Opinion 99-48


March 11, 1999


NOTE: This opinion has been partly overruled by Opinion 09-27 to the extent that it requires a judge to insulate his/her law clerk for two years from all cases in which the law clerk's prior employer appears, even when the law clerk had no involvement in the case before the court. The opinion has also been modified by Joint Opinion 07-105/07-119 with respect to the judge's disqualification.

 

Digest:         A judge (1) should insulate the judge's law clerk from any involvement in cases worked on by the law clerk while employed at a law firm and which are now before the judge; disclose the law clerk's prior employment; and exercise recusal in such cases if requested; (2) should not, for a period of two years, allow the law clerk to work on any other cases of the law firm that are before the judge, but need not disclose or recuse in such instances.

 

Rule:            22 NYCRR 100.2; 100.3(E)(1).


Opinion:


         The inquiring judge who is hiring a new law clerk, handles primarily medical malpractice cases.

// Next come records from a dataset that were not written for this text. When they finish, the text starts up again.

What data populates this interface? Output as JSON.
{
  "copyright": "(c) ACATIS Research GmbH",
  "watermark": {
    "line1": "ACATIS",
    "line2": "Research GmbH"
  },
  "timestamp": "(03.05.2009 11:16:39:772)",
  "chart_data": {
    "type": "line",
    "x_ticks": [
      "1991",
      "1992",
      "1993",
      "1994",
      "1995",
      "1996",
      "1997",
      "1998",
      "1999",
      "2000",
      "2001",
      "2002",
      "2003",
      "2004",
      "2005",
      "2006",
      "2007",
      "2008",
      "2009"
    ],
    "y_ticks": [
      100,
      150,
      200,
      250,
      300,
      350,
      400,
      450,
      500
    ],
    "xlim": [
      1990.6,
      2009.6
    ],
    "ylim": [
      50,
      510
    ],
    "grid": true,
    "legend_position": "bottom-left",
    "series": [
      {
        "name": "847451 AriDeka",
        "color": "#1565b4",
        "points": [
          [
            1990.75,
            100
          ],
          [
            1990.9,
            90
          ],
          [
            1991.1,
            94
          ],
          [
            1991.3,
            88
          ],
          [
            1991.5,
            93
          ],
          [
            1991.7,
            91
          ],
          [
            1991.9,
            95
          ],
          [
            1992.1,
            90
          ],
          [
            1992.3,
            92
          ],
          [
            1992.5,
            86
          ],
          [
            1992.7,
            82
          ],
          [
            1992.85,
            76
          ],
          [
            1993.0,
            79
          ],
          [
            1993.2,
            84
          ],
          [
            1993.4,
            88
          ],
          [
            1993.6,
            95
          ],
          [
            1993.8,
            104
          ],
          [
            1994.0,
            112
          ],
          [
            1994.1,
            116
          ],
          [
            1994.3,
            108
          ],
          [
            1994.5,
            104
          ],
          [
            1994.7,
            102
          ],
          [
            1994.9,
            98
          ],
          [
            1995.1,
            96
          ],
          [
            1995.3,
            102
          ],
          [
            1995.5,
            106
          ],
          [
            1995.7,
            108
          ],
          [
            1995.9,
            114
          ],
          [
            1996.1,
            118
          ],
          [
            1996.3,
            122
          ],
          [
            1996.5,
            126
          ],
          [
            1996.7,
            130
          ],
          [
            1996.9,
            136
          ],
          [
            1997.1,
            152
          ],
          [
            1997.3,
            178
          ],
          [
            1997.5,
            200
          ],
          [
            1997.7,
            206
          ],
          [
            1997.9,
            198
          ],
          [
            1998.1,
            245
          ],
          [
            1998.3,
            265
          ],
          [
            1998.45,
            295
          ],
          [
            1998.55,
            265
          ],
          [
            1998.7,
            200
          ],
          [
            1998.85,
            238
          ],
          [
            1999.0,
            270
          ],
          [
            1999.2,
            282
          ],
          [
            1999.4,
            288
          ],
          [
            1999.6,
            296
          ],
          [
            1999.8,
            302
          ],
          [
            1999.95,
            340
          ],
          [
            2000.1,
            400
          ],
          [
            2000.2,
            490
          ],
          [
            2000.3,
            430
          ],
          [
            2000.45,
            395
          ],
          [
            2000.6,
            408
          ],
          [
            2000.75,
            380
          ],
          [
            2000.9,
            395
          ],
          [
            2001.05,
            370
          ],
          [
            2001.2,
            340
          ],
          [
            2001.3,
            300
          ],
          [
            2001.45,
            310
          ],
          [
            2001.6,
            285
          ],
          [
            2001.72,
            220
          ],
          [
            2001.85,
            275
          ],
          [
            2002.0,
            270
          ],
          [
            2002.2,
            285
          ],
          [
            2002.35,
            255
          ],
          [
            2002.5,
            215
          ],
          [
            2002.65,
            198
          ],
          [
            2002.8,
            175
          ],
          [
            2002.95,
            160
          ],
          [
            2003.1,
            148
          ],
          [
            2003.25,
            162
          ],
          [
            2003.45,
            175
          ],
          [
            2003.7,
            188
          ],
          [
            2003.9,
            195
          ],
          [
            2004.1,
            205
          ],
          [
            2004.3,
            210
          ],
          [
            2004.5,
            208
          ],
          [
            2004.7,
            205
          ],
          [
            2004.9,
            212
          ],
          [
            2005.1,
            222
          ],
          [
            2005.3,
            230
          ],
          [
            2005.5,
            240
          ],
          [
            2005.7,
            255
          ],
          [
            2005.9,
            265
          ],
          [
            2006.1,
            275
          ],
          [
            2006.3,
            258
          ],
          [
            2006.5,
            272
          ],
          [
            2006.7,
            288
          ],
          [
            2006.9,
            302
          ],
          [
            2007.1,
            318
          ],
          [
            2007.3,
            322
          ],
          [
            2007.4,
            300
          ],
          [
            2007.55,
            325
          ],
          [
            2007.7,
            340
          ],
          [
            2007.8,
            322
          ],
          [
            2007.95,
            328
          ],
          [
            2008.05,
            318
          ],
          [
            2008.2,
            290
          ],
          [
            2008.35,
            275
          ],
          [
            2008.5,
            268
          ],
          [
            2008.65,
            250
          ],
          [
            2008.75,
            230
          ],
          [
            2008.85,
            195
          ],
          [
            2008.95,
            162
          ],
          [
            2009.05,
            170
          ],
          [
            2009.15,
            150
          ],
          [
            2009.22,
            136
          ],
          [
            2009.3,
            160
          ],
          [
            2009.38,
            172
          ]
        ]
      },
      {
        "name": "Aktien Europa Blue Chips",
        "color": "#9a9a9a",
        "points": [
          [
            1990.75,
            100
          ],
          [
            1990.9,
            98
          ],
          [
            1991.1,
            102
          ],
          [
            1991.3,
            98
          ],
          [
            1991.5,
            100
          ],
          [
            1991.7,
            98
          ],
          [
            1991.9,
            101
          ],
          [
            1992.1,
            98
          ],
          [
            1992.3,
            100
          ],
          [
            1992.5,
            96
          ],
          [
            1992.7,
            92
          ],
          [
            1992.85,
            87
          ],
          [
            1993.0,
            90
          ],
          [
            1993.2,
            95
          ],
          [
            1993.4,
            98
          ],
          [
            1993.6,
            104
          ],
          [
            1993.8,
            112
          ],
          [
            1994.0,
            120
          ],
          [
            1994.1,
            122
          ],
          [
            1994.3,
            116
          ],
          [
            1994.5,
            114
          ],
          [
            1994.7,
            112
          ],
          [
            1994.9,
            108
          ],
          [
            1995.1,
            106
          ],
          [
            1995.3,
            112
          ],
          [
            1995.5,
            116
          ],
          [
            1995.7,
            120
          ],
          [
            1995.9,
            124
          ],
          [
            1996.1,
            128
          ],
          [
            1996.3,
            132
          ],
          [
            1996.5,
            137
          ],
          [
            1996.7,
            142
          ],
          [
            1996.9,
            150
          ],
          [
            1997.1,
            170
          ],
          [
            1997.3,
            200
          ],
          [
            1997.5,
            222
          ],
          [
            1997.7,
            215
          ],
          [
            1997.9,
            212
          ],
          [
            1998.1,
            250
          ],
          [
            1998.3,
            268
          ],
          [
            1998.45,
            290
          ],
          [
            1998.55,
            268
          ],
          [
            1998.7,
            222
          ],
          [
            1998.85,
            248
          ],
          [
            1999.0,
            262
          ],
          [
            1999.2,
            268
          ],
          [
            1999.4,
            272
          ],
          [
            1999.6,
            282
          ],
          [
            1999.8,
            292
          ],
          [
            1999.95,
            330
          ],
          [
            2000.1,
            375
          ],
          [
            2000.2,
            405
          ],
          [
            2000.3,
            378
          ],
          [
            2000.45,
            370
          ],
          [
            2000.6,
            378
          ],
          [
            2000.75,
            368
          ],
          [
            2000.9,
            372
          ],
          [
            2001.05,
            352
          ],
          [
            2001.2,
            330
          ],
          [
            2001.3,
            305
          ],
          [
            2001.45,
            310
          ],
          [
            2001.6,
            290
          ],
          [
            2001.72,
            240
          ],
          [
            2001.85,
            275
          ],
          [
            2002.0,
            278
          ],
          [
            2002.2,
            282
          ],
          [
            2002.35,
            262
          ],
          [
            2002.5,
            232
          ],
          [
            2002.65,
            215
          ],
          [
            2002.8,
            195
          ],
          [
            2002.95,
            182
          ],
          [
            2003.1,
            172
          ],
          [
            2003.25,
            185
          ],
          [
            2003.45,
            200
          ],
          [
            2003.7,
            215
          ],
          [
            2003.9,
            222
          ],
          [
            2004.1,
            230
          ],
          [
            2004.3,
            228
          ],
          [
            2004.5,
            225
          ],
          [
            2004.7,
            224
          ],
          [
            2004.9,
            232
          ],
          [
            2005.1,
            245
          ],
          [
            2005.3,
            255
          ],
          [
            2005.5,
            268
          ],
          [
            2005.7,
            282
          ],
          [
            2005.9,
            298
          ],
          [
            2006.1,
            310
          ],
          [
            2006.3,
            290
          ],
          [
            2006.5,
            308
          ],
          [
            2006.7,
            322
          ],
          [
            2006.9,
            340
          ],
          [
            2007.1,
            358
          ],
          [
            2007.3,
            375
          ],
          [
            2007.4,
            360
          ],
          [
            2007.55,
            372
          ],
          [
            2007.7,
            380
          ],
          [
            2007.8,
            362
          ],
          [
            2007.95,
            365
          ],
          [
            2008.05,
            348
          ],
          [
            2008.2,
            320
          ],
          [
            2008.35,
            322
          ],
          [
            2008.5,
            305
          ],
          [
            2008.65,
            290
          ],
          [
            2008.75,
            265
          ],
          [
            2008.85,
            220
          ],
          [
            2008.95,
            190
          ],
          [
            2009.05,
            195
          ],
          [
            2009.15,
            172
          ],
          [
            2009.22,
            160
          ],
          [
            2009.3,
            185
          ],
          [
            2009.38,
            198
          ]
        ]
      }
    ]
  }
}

As explained by the judge, the duties of the law clerk "are to research issues, draft memoranda and decisions, and to conduct preliminary and discovery compliance conferences." In the past, the judge's law clerk "had independently conducted these preliminary and compliance discovery conferences with minimal supervision." The person the judge is hiring works for a medical malpractice defense firm that has cases in the judge's part.


         Fully aware that the law clerk may not work on any cases in which services were performed while employed at the law firm, and that the law clerk must be insulated from such cases, the judge seeks the advice of the Committee concerning the occasions for recusal; the handling of cases of the law firm in which the law clerk had no involvement; and the extent of required disclosure by the judge of the law clerk's former employment.


         In those cases which had been worked on while at the firm by the law clerk, the Committee advises that the judge should disclose that fact, and explain the insulation of the law clerk from any current or future involvement in the matter. If, following such disclosure and explanation, there is a request that the judge recuse him/herself, the Committee believes that the judge should honor such request and exercise recusal. In this way, any claim of an appearance of impropriety (22 NYCRR 100.2) or any questioning of the judge's impartiality (22 NYCRR 100.3[E][1]) should be obviated. Absent recusal, the judge may conference those cases and preside over the trials.


         As to cases of the law firm in which the law clerk had no involvement whatsoever, and which are now before the judge, the Committee does not believe that the judge is required to make disclosure or exercise recusal. But for a two-year period, the law clerk should not conference such cases. At that point, the prior relationship with the law firm will have become sufficiently attenuated as to no longer require abstention by the law clerk from being involved with such cases.